Benjamin Ahrenholz, head of calculation/simulation at Volkswagen Motorsport, said, “While Romain Dumas practices the track or tests various chassis setups on the driving simulator, simulation technology plays a crucial role for the engineers as well.
“With regard to the Nürburgring-Nordschleife, we are in the fortunate position of being in possession of a wealth of data on the track layout and surface. This allows us to adapt the ID.R virtually as efficiently as possible, despite the fact it has never driven a lap of the Nordschleife.”
Driver in the loop
Whatever Romain Dumas inputs through the virtual cockpit, computers build on in an offline driving dynamics simulation, whereby the car completes, theoretically, an infinite number of laps with a saved profile.
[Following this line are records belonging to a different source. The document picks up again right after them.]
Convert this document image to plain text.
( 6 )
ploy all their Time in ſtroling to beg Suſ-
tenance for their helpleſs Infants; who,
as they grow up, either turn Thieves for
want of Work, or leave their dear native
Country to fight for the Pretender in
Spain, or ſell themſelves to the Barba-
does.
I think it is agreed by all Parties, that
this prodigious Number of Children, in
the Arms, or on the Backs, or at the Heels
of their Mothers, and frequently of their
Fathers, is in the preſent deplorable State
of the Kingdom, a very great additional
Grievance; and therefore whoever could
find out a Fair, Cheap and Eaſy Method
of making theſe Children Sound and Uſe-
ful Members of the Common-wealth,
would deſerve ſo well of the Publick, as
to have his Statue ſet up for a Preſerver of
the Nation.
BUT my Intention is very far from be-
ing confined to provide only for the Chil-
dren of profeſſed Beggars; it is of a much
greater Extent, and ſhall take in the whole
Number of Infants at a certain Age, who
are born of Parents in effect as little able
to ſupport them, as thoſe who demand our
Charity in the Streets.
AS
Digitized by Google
In this way, the simulations can determine how different power outputs of the motors or shifts in the vehicle’s center of gravity affect the ultimate lap time. This is all with the aim of optimizing the handling of the car and the responsiveness of the motors.
Meanwhile the aerodynamics department is using CFD (computational fluid dynamics) simulations to optimize how airflow is channeled around the ID.R as well as through the cooling systems most effectively. Battery simulations are being run that compare power management and recuperation strategies to ensure the most efficient use of the electrical energy, which is stored in the batteries and recovered during braking.
Finally, structural simulations are optimizing the mechanical design of individual components. The Nürburgring-Nordschleife poses high demands on the structure of the race car. A focus of structural simulation is therefore to calculate the loads on the chassis, suspension and bodywork of the ID.R.
For example, topology optimization is being employed to help design a component to fit in a given space. Whereas in production vehicles engineers strive to achieve durability and economical construction, the priority with the ID.R is to ensure stability and keep the car as light as possible.
3D printing for particularly complex parts
Elaborately shaped parts, for example cable fixtures or aerodynamic components, could conventionally only be made in a time-consuming and costly way. “When it’s required, we manufacture these components as individual pieces made of special plastics in 3D printers. This usually concerns relatively small parts that are not exposed to high mechanical loads,” says Ahrenholz.
3D printing plays only a minor role in the construction of production vehicles. But the computer simulations used by Volkswagen Motorsport are the same as those employed by Volkswagen in the development of its range of road cars. These repeated parallels between motorsport and production vehicles are no coincidence – the ID.R race car is the racing forerunner to the ID. product family, which Volkswagen plans to launch from 2020.